第3章 4
「失礼します。矢坂さん、女王様のご到着までもう間もなくです」
「はいよ。ほな出迎えに行こか。君もおいで」
休憩室のソファから矢坂は腰を上げた。前の接客が終わってまだ五分も休んでいない。
「女王って?」
「ルカ様や。ルネスきってのエグい太客やで」
「太ってるお客さん……?」
「違うよ。太い金脈を持ってるゲストのこと」
「へー、知らなかった」
矢坂を呼びに来たホール主任が、親切に教えてくれた。
「女王様は一晩でいつも五百万くらいは落としていくんだ」
「ごひゃくっ?!」
一人の客が支払う金額の大きさに、俺は仰天した。
「す、すごいんですね。何をしてる人なんだろ……」
「ゲストへの詮索はマナー違反や。職業や住所、個人情報は聞いたらあかん。ゲストから言うてくれるんは問題ないけど、キャストどうしで噂するんもNGや。気い付けといてな」
「はい」
「ええ返事。せやけど君のネクタイ似合うてないな。こっちと交換しとき」
バックヤードには、キャストが自由に使っていい服や小物が用意されている。借りたスーツを着ていた俺に、矢坂は彼のロッカーから引っ張り出したブルーのネクタイを勧めてきた。
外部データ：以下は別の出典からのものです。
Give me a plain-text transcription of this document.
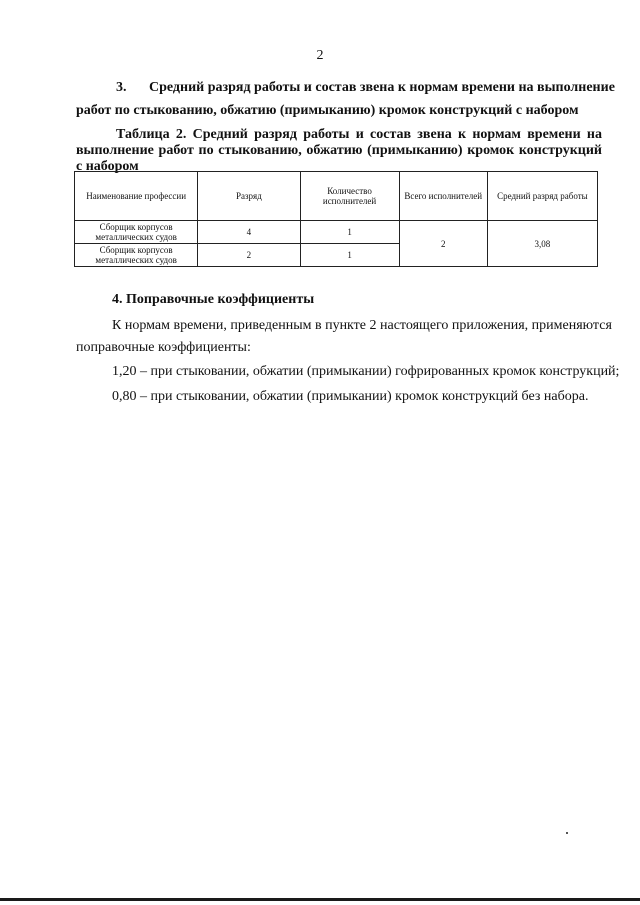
2
3. Средний разряд работы и состав звена к нормам времени на выполнение
работ по стыкованию, обжатию (примыканию) кромок конструкций с набором
Таблица 2. Средний разряд работы и состав звена к нормам времени на выполнение работ по стыкованию, обжатию (примыканию) кромок конструкций с набором
Наименование профессии	Разряд	Количество исполнителей	Всего исполнителей	Средний разряд работы
Сборщик корпусов металлических судов	4	1	2	3,08
Сборщик корпусов металлических судов	2	1		
4. Поправочные коэффициенты
К нормам времени, приведенным в пункте 2 настоящего приложения, применяются
поправочные коэффициенты:
1,20 – при стыковании, обжатии (примыкании) гофрированных кромок конструкций;
0,80 – при стыковании, обжатии (примыкании) кромок конструкций без набора.
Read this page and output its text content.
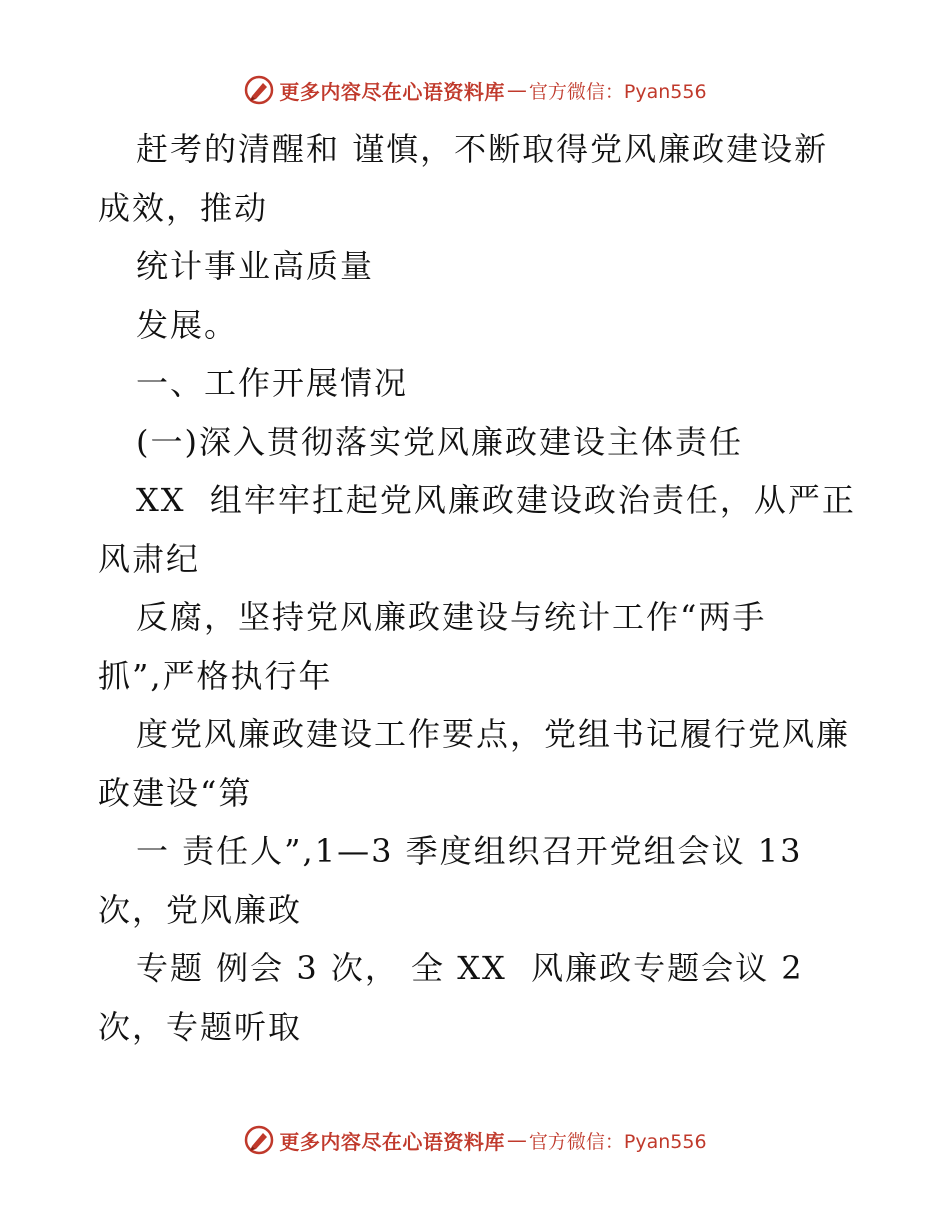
更多内容尽在心语资料库 — 官方微信：Pyan556
赶考的清醒和 谨慎，不断取得党风廉政建设新
成效，推动
统计事业高质量
发展。
一、工作开展情况
(一)深入贯彻落实党风廉政建设主体责任
XX  组牢牢扛起党风廉政建设政治责任，从严正
风肃纪
反腐，坚持党风廉政建设与统计工作“两手
抓”,严格执行年
度党风廉政建设工作要点，党组书记履行党风廉
政建设“第
一 责任人”,1—3 季度组织召开党组会议 13
次，党风廉政
专题 例会 3 次， 全 XX  风廉政专题会议 2
次，专题听取
更多内容尽在心语资料库 — 官方微信：Pyan556
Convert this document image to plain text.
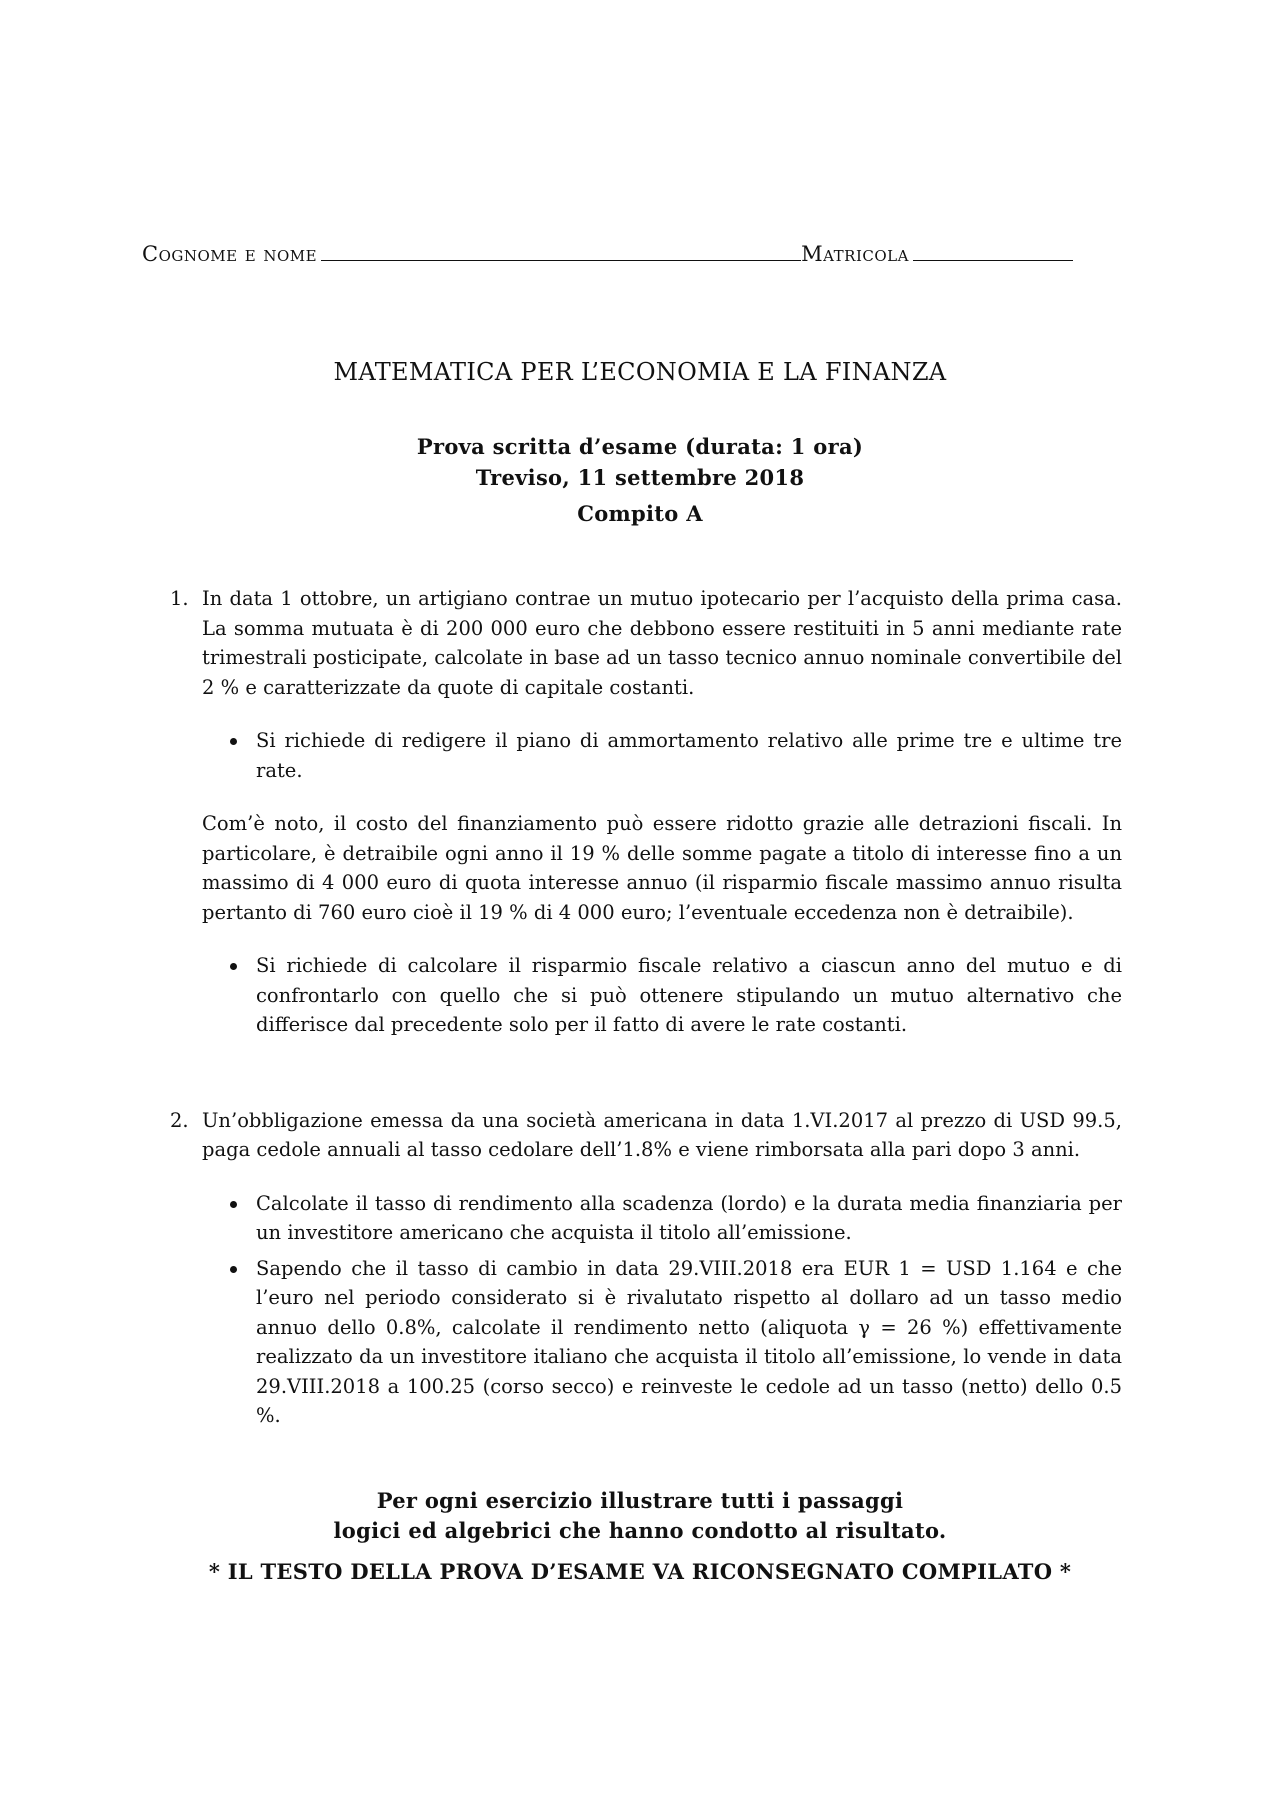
Cognome e nome	Matricola
MATEMATICA PER L’ECONOMIA E LA FINANZA
Prova scritta d’esame (durata: 1 ora)
Treviso, 11 settembre 2018
Compito A
1. In data 1 ottobre, un artigiano contrae un mutuo ipotecario per l’acquisto della prima casa. La somma mutuata è di 200 000 euro che debbono essere restituiti in 5 anni mediante rate trimestrali posticipate, calcolate in base ad un tasso tecnico annuo nominale convertibile del 2 % e caratterizzate da quote di capitale costanti.

Si richiede di redigere il piano di ammortamento relativo alle prime tre e ultime tre rate.

Com’è noto, il costo del finanziamento può essere ridotto grazie alle detrazioni fiscali. In particolare, è detraibile ogni anno il 19 % delle somme pagate a titolo di interesse fino a un massimo di 4 000 euro di quota interesse annuo (il risparmio fiscale massimo annuo risulta pertanto di 760 euro cioè il 19 % di 4 000 euro; l’eventuale eccedenza non è detraibile).

Si richiede di calcolare il risparmio fiscale relativo a ciascun anno del mutuo e di confrontarlo con quello che si può ottenere stipulando un mutuo alternativo che differisce dal precedente solo per il fatto di avere le rate costanti.
2. Un’obbligazione emessa da una società americana in data 1.VI.2017 al prezzo di USD 99.5, paga cedole annuali al tasso cedolare dell’1.8% e viene rimborsata alla pari dopo 3 anni.

Calcolate il tasso di rendimento alla scadenza (lordo) e la durata media finanziaria per un investitore americano che acquista il titolo all’emissione.
Sapendo che il tasso di cambio in data 29.VIII.2018 era EUR 1 = USD 1.164 e che l’euro nel periodo considerato si è rivalutato rispetto al dollaro ad un tasso medio annuo dello 0.8%, calcolate il rendimento netto (aliquota γ = 26 %) effettivamente realizzato da un investitore italiano che acquista il titolo all’emissione, lo vende in data 29.VIII.2018 a 100.25 (corso secco) e reinveste le cedole ad un tasso (netto) dello 0.5 %.
Per ogni esercizio illustrare tutti i passaggi
logici ed algebrici che hanno condotto al risultato.
* IL TESTO DELLA PROVA D’ESAME VA RICONSEGNATO COMPILATO *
「これなら君がつけとるブレスレットと合うやろ。差し色やな」
俺の首元から、しゅるりと滑るようにネクタイが引き抜かれる。器用な矢坂の手はやっぱり手品師にしか見えない。
「アクセとか、好きなん?」
「……これは……」
照れくさい思いで、俺は左手首のブレスレットを見た。二ヶ月前に新宿にやって来て、デリバリーの収入で初めて買ったそれ。両親との関係が壊れる前に毎月もらっていた小遣いよりも、自力で稼いだ金額は少なかったのに、むしょうに嬉しかった。
「これは親元を離れた記念というか、自分の背中を押す、みたいな。デリバリーの仕事中に見付けた安物だけど、欲しくなったんで」
「かっこええ話やん。君、ガキんちょやけど男らしいとこあるよな。そういうの大事やと思うで」
路地裏の小さな店で買ったターコイズのブレスレットは、一人で新宿で生きている証し、俺の決意表明のようなものだった。
「よっしゃ、こんなもんやろ」
ドレッサーの鏡に俺が映っている。矢坂が結んでくれたネクタイは、自分が結んだよりもパリッとしていて、ターコイズともよく合っていた。
「ありがとうございました」
「正式にキャストになってくれたら、毎晩スタイリストもつくし、店から服代も支給される。ルネスはほんまに待遇のええ店なんよ」
「あ、はあ」
「ヘルプ君、騙されるなよ。待遇がいいのはナンバー持ちだけだから」
「主任、そうやってすぐバラすんやめてくれへん?」
矢坂が文句を言うと、ホール主任はくすっと笑った。
「エントランスにキャストのスチール写真を飾ってるだろ? あれが売上トップクラスの連中ね。ちなみに矢坂さんは先月三位だったから、今月中はナンバー3って呼んであげて」
「何十人もキャストがいるのに三位って、相当すごいんじゃないんですか?」
「そう思うやろ? 上には上がおんのよ。今晩巻き返したるわ、打倒ナンバー1」
矢坂が意気揚々と休憩室を出て行く。彼の後ろにくっついてバックヤードからエントランスへ向かっていると、他のキャストもぞろぞろ女王の出迎えに集まり始めた。